CAIRO – Burma’s
opposition leader and democracy icon Aung San Suu Kyi opened a two-week
visit to the United States on Tuesday, September 18, with the
persecution of Bengali-ethnic Muslims, known as Rohingya, overshadowing
her tour.
“I am one of the internal
refugees of your country living in a muddy and miserable camp of
Sittwe,” a displaced Rohingya Muslim says in an open letter cited by
Eurasia Review.
“The World knows the reason of
being refugees in Arakan State.
Thousands of Rohingya Muslims
were forced to flee their homes after ethnic violence rocked the western
state of Rakhine in July after the killing of ten Muslims in an attack
by Buddhist vigilantes on their bus.
The attack came following the
rape and killing of a Buddhist woman, for which three Rohingyas were
sentenced to death.
Human rights groups have accused
Burmese police and troops of disproportionate use of force and arrests
of Rohingyas in the wake of the riots.
Human Rights Watch has accused
Burmese security forces of targeting Rohingya Muslims with killing, rape
and arrest following the unrest.
“I attached you some statements
of Rohingya raped victims,” the displaced Muslim writes in his letter.
“I was informed 500 rape cases. I
have hundreds of photo and video evidences which are against human
rights. If you want I can send all those evidences to you.”

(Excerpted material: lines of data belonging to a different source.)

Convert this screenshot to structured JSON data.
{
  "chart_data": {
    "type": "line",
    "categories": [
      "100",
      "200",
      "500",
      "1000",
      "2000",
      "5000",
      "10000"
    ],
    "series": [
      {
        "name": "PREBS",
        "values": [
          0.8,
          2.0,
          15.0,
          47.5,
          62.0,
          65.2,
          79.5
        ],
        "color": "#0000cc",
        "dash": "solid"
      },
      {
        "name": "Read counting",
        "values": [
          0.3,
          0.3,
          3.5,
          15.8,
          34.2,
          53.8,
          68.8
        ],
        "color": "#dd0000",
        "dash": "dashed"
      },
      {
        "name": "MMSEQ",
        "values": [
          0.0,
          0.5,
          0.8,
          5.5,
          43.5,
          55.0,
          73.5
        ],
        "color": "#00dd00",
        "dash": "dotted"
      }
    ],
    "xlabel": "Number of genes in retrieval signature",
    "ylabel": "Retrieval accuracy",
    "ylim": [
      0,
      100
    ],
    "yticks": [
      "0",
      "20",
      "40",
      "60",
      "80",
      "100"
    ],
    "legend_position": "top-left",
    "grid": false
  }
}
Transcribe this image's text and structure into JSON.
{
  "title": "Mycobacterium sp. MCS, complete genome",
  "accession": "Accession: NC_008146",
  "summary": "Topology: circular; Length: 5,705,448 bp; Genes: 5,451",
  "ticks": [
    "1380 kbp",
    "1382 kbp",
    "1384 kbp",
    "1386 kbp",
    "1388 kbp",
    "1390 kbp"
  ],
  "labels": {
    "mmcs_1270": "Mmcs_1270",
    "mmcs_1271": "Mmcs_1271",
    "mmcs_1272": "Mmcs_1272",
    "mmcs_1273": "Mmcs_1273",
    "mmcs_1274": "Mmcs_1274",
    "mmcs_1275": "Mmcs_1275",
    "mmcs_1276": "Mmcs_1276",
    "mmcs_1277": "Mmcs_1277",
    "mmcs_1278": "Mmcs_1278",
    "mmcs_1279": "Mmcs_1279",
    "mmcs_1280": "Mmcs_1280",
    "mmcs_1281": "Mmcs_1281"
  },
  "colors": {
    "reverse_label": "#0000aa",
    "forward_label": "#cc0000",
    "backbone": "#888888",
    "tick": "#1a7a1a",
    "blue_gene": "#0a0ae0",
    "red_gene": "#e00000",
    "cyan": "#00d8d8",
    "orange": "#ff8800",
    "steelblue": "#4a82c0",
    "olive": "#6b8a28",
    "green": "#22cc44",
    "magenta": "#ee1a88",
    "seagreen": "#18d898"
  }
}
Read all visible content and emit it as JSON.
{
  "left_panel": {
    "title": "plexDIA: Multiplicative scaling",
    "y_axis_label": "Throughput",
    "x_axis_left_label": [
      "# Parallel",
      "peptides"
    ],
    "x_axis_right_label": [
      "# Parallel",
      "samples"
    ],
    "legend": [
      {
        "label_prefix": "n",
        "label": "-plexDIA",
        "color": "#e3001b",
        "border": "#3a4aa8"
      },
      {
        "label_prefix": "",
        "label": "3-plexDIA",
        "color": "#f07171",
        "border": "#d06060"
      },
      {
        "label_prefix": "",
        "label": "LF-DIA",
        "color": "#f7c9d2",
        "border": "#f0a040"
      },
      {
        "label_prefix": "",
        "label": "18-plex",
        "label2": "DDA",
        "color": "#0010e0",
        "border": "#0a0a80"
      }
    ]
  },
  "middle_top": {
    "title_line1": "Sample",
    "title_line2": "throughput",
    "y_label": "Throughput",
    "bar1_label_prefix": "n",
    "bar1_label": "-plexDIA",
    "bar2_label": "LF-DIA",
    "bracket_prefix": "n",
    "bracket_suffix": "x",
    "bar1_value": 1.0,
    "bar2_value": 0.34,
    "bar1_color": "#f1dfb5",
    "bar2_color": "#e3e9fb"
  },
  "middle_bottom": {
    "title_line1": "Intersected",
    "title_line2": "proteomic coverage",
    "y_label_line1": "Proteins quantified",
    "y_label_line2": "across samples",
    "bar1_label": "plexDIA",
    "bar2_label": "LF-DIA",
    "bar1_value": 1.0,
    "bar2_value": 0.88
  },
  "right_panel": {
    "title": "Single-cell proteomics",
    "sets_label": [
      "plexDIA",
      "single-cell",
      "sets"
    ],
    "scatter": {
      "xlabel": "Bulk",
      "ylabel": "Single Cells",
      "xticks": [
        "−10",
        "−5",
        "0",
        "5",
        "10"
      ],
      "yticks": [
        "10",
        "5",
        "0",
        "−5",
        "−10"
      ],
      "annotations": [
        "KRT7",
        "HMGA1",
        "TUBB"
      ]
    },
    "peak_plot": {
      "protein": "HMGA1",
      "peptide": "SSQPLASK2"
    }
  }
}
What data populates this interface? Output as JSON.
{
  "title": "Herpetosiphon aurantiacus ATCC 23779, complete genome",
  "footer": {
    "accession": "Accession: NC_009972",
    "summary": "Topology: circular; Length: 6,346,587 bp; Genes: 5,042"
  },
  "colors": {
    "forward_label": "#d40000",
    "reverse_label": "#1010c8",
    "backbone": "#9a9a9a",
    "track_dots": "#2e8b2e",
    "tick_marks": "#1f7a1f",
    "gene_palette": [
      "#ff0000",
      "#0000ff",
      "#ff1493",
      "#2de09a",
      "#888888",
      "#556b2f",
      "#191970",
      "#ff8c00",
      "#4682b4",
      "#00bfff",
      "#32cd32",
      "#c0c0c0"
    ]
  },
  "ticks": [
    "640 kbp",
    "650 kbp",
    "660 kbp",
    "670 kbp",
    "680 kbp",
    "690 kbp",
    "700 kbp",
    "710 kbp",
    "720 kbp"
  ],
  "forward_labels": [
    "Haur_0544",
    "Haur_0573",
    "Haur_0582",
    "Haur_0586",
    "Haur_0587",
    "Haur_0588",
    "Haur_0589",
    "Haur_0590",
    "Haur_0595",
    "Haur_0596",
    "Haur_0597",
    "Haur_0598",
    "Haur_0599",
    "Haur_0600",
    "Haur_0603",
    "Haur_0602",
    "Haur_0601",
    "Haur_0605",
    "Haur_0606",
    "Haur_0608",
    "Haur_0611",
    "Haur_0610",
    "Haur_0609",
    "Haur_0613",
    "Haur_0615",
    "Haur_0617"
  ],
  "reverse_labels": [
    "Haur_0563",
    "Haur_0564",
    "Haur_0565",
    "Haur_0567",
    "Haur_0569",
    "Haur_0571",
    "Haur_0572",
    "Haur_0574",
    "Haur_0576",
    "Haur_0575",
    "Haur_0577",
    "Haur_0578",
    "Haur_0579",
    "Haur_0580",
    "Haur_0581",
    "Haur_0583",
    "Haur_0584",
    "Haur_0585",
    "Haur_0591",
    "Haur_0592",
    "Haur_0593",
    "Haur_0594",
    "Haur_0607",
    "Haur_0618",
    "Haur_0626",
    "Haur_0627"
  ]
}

Suu Kyi, who won the 1991 Nobel
Peace Prize for championing democracy in opposition to a ruthless
military junta that held her under house arrest for years, arrived in
the US on a two-week visit on Tuesday.
The democracy icon will be feted
by the US Congress, human rights groups and Washington think tanks.
She will also visit the large
emigre community from her country in Fort Wayne, Indiana, and make a
series of public speeches from New York to California.
But her visit is expected to be
overshadowed by the ongoing persecution of Rohingya Muslims in Burma
(Myanmar).
Sui Kyi has been under fire over
being silent on the persecution on the sizable Muslim minority.
When asked during her recent
visit to Europe, where she was feted as heroine of democracy, whether
Muslim Rohingyas are citizens of Myanmar, Suu Kyi said she did not know.
"When you talk about the
Rohingya, we are not quite sure whom you are talking about," she said.
"There's some who say those
people who claim to be Rohingyas are not the ones who are actually
native to Burma but have just come over recently from Bangladesh."
Muslim Rights
The displaced Muslim lamented
the democracy icon’s silence on the suffering of the Rohingyas.
“When you said “I don’t know
Rohingya” I was so shocked,” the open letter says.
“How could a Noble Prize Winner
deny a reality?” the writer asks. “Could you please let us know that
based on what documents did you dare to deny Rohingya?”
“If you think that Rohingya
history is not reliable, and then you could better form a commission of
World historians who could easily decide authenticity of Rohingya
history, you shouldn’t deny its existence.”
The letter says many Rohingya
Muslims have learnt from Sui Kyi’s struggle for democracy in Burma.
“You encouraged us not to be
fear but why do you have fear now,” the writer says.
“Isn’t it for losing power by
getting vote in the next election? Or could you please tell us the
reason for denial of reality?”
The writer says that the Burmese
democracy icon wrote very beautifully about human rights.
“Don’t you feel that Rohingya
are also human being like you?”
Described by the UN as one of
the world's most persecuted minorities, Rohingya Muslims are facing a
catalogue of discrimination in their homeland.
They have been denied
citizenship rights since an amendment to the citizenship laws in 1982
and are treated as illegal immigrants in their own home.The Burmese
government as well as the Buddhist majority refuse to recognize the term
"Rohingya", referring to them as "Bengalis".